Because of KD complications mentioned above, other types of diets were recommended in management of adolescents, adults (138, 153) and epileptic children along with AED (154). These diets were named Modified Atkins Diet (MAD) (103, 152) and Low Glycemic Index Treatment (LGIT). MAD is a modification of KD which includes PUFA (n-3 and n-6) groups that their protective role against seizure without any significant side effects has been demonstrated. This diet has been prepared of canola oil and diverse menu items such as fish and nuts (103, 130, 147). The mechanism of action in PUFAs-enriched diets is upregulation of some genes involved in mitochondrial metabolisms and stabilizing of neuron synapses which result in seizure hold up (103).
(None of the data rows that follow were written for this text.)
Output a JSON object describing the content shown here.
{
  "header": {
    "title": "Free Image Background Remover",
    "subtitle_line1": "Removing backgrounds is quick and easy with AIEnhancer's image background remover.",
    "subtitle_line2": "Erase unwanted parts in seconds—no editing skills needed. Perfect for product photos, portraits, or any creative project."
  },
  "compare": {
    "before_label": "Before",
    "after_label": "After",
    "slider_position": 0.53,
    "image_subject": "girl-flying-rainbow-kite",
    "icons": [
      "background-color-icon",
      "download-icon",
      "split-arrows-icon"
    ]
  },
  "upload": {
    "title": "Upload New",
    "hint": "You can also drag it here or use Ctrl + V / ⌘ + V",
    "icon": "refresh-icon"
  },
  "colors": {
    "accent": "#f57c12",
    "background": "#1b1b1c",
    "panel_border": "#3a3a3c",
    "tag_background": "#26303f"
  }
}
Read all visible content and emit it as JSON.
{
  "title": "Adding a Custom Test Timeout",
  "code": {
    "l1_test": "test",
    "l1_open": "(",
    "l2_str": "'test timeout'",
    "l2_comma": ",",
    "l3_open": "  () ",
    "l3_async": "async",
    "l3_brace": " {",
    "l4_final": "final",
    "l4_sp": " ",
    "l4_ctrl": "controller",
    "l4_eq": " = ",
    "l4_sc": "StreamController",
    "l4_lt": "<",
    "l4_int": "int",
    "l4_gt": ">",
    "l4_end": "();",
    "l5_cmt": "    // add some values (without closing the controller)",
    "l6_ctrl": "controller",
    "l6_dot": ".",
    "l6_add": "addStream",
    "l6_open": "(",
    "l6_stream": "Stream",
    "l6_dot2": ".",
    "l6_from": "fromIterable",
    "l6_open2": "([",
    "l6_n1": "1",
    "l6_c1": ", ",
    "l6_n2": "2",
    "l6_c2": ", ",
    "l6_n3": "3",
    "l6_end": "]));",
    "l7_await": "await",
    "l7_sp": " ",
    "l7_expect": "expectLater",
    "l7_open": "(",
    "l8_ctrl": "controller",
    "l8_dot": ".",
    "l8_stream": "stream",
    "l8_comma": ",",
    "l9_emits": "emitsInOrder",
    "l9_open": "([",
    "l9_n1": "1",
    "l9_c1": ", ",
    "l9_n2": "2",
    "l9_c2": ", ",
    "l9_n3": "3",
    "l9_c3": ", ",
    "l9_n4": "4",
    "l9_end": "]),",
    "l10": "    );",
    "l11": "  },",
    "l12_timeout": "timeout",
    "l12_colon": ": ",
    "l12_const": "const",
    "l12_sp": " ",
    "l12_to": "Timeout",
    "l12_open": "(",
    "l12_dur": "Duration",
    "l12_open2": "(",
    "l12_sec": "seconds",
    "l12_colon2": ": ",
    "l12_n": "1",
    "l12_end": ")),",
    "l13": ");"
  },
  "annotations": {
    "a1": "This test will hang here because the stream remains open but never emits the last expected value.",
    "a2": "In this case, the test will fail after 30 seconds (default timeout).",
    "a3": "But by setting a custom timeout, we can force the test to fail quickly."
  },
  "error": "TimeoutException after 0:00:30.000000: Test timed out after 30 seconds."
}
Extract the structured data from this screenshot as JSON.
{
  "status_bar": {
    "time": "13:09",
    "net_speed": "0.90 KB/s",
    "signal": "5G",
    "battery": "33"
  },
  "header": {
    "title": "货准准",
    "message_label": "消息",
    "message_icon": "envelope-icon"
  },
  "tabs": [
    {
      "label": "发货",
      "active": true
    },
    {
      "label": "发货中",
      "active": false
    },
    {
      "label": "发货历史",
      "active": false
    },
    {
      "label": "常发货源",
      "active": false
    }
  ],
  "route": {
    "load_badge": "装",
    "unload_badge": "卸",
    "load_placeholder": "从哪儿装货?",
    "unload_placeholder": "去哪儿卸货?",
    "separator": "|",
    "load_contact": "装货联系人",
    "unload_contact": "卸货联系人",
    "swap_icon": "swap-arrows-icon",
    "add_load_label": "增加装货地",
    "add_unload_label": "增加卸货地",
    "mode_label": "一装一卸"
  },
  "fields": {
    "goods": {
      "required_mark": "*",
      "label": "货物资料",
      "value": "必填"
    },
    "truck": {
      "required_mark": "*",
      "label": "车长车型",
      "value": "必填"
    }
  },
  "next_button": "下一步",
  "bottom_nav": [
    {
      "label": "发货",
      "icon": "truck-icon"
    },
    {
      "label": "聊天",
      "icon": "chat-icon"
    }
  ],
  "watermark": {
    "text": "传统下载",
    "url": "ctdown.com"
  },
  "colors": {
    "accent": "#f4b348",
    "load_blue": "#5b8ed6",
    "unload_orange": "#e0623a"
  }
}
PUFAs-enriched diet induces the production of mitochondrial uncoupling proteins (148). The agonistic function of ALA on PPARs is another mechanism which prevents seizure attacks by increasing the seizure thresholds (149). MAD is similar to classic KD. In MAD 10 g/d carbohydrate at the start of diet is raised to 20 g/d within 3 months although total daily intake of proteins, calories, and fluids were not decreased (155). Within LGIT, 40–60 g/d carbohydrate has been recommended. Carbohydrates with low glycemic indices are ones that increase blood glucose very low. Thus, blood glucose in patients on this diet is stable (152). Low Glycemic Index Treatment and Modified Atkins diet have well-controlled complications and lesser dietary restrictions in adult and children than KD (156-159). In conclusion, some AEDs can induce nutritional deficiencies. Then both nutritional status and serum levels of nutrients should be monitored in epileptic patients periodically deficiencies must be compensated with precise supplements. We recommend to supplementation with appropriate amounts of vitamins and minerals compound (multivitamin & mineral) included of vitamin A, D, E, C, B complex, Ca, Sel and Zn. Three alternatives of diets are considered for management of attacks in epileptic patients. These diets are KD, MAD and LGIT. We assessed these diets and recommended KD only in patients with no response to AEDs. But MAD and LGIT are appropriate in other patients on AEDs because of lower side effects and aid to treatment.